The first step begins with the MMU locating a table known as the page directory. The MMU locates the page directory by reading the contents of a special hardware processor register. On the x86 this register is the Control Register 3 (CR3), and on the Alpha the register is the Page Directory Register (PDR). Each process has its own private page directory, and the address of that directory is stored in the process' control block data structure. Whenever the scheduler switches from one process to another, NT updates the page directory register with the value stored in the control block of the process that takes over the CPU. The first step in the resolution process continues with the MMU using the page directory index from the virtual address to index to the page directory table. The MMU retrieves from the page directory the page frame number of the location of another table, the page table. Entries in a page directory table are called page directory entries (PDEs) and are 32 bits in size.

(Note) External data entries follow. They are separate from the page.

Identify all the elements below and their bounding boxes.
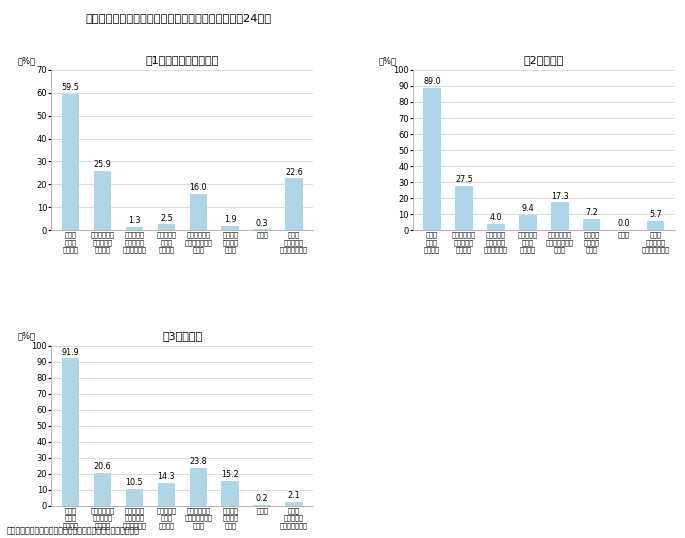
Bar [487,224,505,230]
Text: 9.4: 9.4 [521,204,534,213]
Text: 4.0: 4.0 [490,213,502,222]
Bar [190,194,207,230]
Bar [94,473,111,506]
Title: （1）小学校４～６年生: （1）小学校４～６年生 [146,55,219,65]
Bar [423,88,440,230]
Text: 15.2: 15.2 [221,470,239,479]
Text: 59.5: 59.5 [62,83,79,92]
Text: 25.9: 25.9 [94,160,112,169]
Bar [286,179,303,230]
Text: 1.3: 1.3 [128,216,140,225]
Text: （出典）内閣府「青少年のインターネット利用環境実態調査」: （出典）内閣府「青少年のインターネット利用環境実態調査」 [7,526,140,535]
Title: （2）中学生: （2）中学生 [523,55,564,65]
Bar [286,502,303,506]
Bar [551,202,569,230]
Text: 第1-6-16図: 第1-6-16図 [18,13,68,23]
Text: 14.3: 14.3 [158,472,175,481]
Bar [221,226,239,230]
Text: 1.9: 1.9 [224,215,236,224]
Bar [647,221,664,230]
Bar [190,468,207,506]
Text: インターネットの危険性に関する学習の経験（平成24年）: インターネットの危険性に関する学習の経験（平成24年） [86,13,272,23]
Bar [125,227,143,230]
Text: 0.2: 0.2 [256,494,269,504]
Bar [125,489,143,506]
Text: （%）: （%） [379,56,397,65]
Text: 0.0: 0.0 [617,219,630,228]
Bar [158,224,175,230]
Text: 2.5: 2.5 [160,214,173,223]
Text: 7.2: 7.2 [585,208,598,217]
Text: 23.8: 23.8 [190,457,207,466]
Text: （%）: （%） [17,56,36,65]
Text: 2.1: 2.1 [288,491,301,500]
Text: 0.3: 0.3 [256,218,269,228]
Bar [94,171,111,230]
Text: 22.6: 22.6 [285,167,303,176]
Bar [455,186,473,230]
Text: 5.7: 5.7 [649,210,662,219]
Bar [62,94,79,230]
Text: 91.9: 91.9 [62,348,79,357]
Bar [583,218,601,230]
Text: 10.5: 10.5 [125,478,143,487]
Text: （%）: （%） [17,332,36,341]
Bar [158,483,175,506]
Text: 17.3: 17.3 [551,192,569,201]
Text: 16.0: 16.0 [190,182,207,192]
Text: 27.5: 27.5 [455,175,473,184]
Bar [62,358,79,506]
Text: 20.6: 20.6 [94,462,111,471]
Text: 89.0: 89.0 [423,76,440,86]
Bar [221,482,239,506]
Bar [519,215,536,230]
Title: （3）高校生: （3）高校生 [162,330,202,341]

In the second step of the resolution process, the MMU uses the page table index from the virtual address on the page table the MMU located. The entry the MMU finds at the page table index identifies a page frame in physical memory. Finally, in the third step, the MMU uses the page byte offset as an index into the physical page and isolates the data that the process wants to reference. Entries in a page table are called page table entries (PTEs). Similar to a PDE, a PTE is 32 bits wide.

You might wonder why the MMU goes through this three-step gyration. It does so to save memory. Consider a one-step translation in which a virtual address is divided into two components, one locating a PTE in a page table and the other serving as a page offset. To map a 4GB address space, the page table would have to consist of 1,048,576 entries. Four bytes (32 bits equals four 8-bit bytes) per entry would mean that the page table would require 4MB of physical memory to map each process' address space. With a two-level scheme such as the one the x86 and Alpha use, only a process' page directory must be fully defined--page tables are defined only as necessary. Thus, if the majority of a process' 4GB address space is unallocated, a significant saving in memory results because page tables are not then allocated to define the unused spaces.